# Outputs cleanup #

In [1]:
import pandas as pd
import re
from unidecode import unidecode
import html
from HTMLParser import HTMLParser

In [2]:
outputs = pd.read_csv("outputs.csv")
authors = pd.read_csv("authors.csv")

In [3]:
outputs.index = outputs["PUBLICATION_ID"].values

In [4]:
auths = []
for i in outputs["PUBLICATION_ID"]:
    auths.append(
        authors[authors["PUBLICATION_ID"]==i]["PERSON_ID"].values
                )

In [5]:
outputs["AUTHORS"] = auths

In [6]:
del outputs["PUBLICATION_ID"]

In [7]:
# We dont need both TYPE_NO and TYPE
del outputs["TYPE_NO"]

In [8]:
print "Number of publications: %15d" % len(outputs["PUBLICATION_MONTH"])
print "Number of NaNs: %23d" % outputs["PUBLICATION_MONTH"].count()
print "Number of available months data: %6d" % (len(outputs["PUBLICATION_MONTH"]) - outputs["PUBLICATION_MONTH"].count())

Number of publications:           34123
Number of NaNs:                   19502
Number of available months data:  14621


In [9]:
print "Number of publications: %15d" % len(outputs["PUBLICATION_YEAR"])
print "Number of NaNs: %23d" % outputs["PUBLICATION_YEAR"].count()
print "Number of available year data: %4d" % (len(outputs["PUBLICATION_YEAR"]) - outputs["PUBLICATION_YEAR"].count())

Number of publications:           34123
Number of NaNs:                   34123
Number of available year data:    0


In [10]:
del outputs["PUBLICATION_DAY"]
del outputs["PUBLICATION_MONTH"]

In [11]:
x = list(set(outputs["TYPE"]))
contrib_mapping = {}
for i in x:
    ii = i.split("/")
    if ii[0].endswith("journal"):
        contrib_mapping[i] = ("journal", ii[1])
    elif "conference" in ii[0]:
        contrib_mapping[i] = ("conference", ii[1])
    elif "periodical" in ii[0]:
        contrib_mapping[i] = ("periodical", ii[1])
    elif "book" in ii[0]:
        contrib_mapping[i] = ("book", ii[1])
    elif "paper" in ii[0]:
        contrib_mapping[i] = ("paper", ii[1])
    else:
        contrib_mapping[i] = ("other", ii[1])

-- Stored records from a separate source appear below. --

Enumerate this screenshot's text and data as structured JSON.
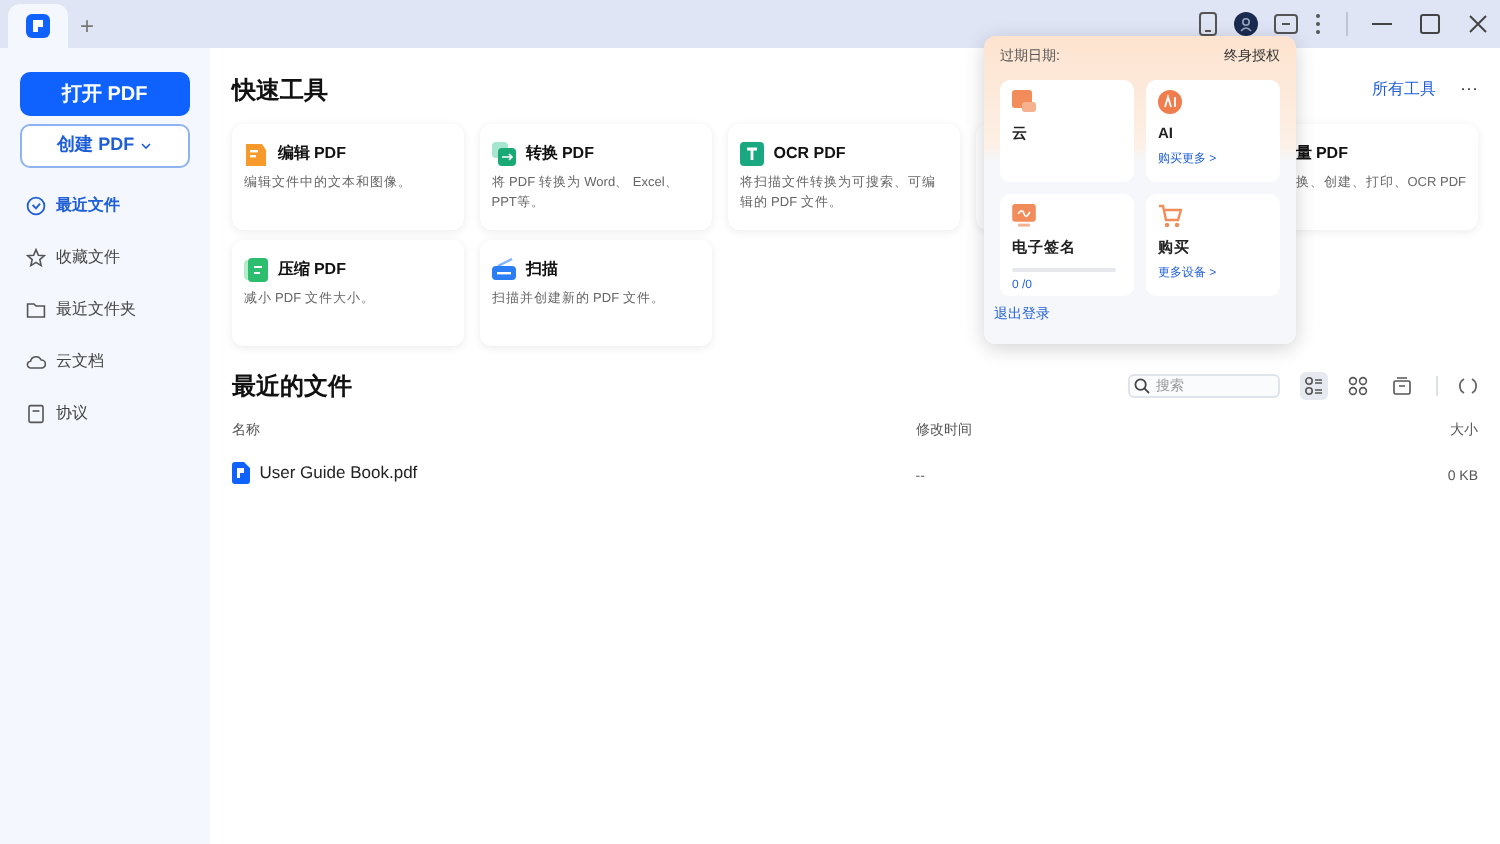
{
  "tabs": [
    {
      "kind": "app",
      "selected": true
    },
    {
      "kind": "new",
      "label": "+",
      "selected": false
    }
  ],
  "sidebar": {
    "primary_button": "打开 PDF",
    "create_button": "创建 PDF",
    "items": [
      {
        "label": "最近文件",
        "selected": true
      },
      {
        "label": "收藏文件",
        "selected": false
      },
      {
        "label": "最近文件夹",
        "selected": false
      },
      {
        "label": "云文档",
        "selected": false
      },
      {
        "label": "协议",
        "selected": false
      }
    ]
  },
  "quick_tools": {
    "title": "快速工具",
    "all_tools_link": "所有工具",
    "more": "···",
    "tools": [
      {
        "title": "编辑 PDF",
        "description": "编辑文件中的文本和图像。"
      },
      {
        "title": "转换 PDF",
        "description": "将 PDF 转换为 Word、 Excel、PPT等。"
      },
      {
        "title": "OCR PDF",
        "description": "将扫描文件转换为可搜索、可编辑的 PDF 文件。"
      },
      {
        "title": "量 PDF",
        "description": "换、创建、打印、OCR PDF"
      },
      {
        "title": "压缩 PDF",
        "description": "减小 PDF 文件大小。"
      },
      {
        "title": "扫描",
        "description": "扫描并创建新的 PDF 文件。"
      }
    ]
  },
  "recent_files": {
    "title": "最近的文件",
    "search": {
      "placeholder": "搜索"
    },
    "views": [
      {
        "selected": true
      },
      {
        "selected": false
      },
      {
        "selected": false
      }
    ],
    "columns": [
      "名称",
      "修改时间",
      "大小"
    ],
    "rows": [
      {
        "name": "User Guide Book.pdf",
        "modified": "--",
        "size": "0 KB"
      }
    ]
  },
  "account_popup": {
    "expiry_label": "过期日期:",
    "expiry_value": "终身授权",
    "tiles": [
      {
        "title": "云"
      },
      {
        "title": "AI",
        "link": "购买更多 >"
      },
      {
        "title": "电子签名",
        "level": 0,
        "reading": "0 /0"
      },
      {
        "title": "购买",
        "link": "更多设备 >"
      }
    ],
    "logout": "退出登录"
  }
}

outputs["TYPE"] = outputs["TYPE"].map(contrib_mapping)

In [12]:
# split between publications with and without authors
outputs_named = outputs[outputs["AUTHORS"].apply(lambda x: len(x)) > 0]
outputs_nameless = outputs[outputs["AUTHORS"].apply(lambda x: len(x)) == 0]

In [13]:
print "Nameless papers:", len(outputs_nameless)
print "Named papers:", len(outputs_named)

Nameless papers: 4460
Named papers: 29663


In [14]:
# missing keywords
print "Missing KEYWORDS: %f%%" % (100.0*outputs_named["KEYWORDS"].count()/len(outputs_named["KEYWORDS"]))
print "Missing ABSTRACT: %f%%" % (100.0*outputs_named["ABSTRACT"].count()/len(outputs_named["ABSTRACT"]))

Missing KEYWORDS: 20.689074%
Missing ABSTRACT: 50.308465%


# Text cleanup #
* It's difficult to maintain latex notation / chemical physical abbrevs etc. -- worth investigating

In [15]:
# curate the data
### Handle &amp; etc. -- all of the HTML characters
def amp(s):
    return HTMLParser().unescape(s)
outputs_named["TITLE"] = outputs_named["TITLE"].apply(amp)

## Transofrm unisode into the nearest ASCII representation
def ud(s):
    return unidecode(re.sub(r'\\(....)', r'\u\g<1>', s).decode('unicode_escape'))
outputs_named["TITLE"] = outputs_named["TITLE"].apply(ud)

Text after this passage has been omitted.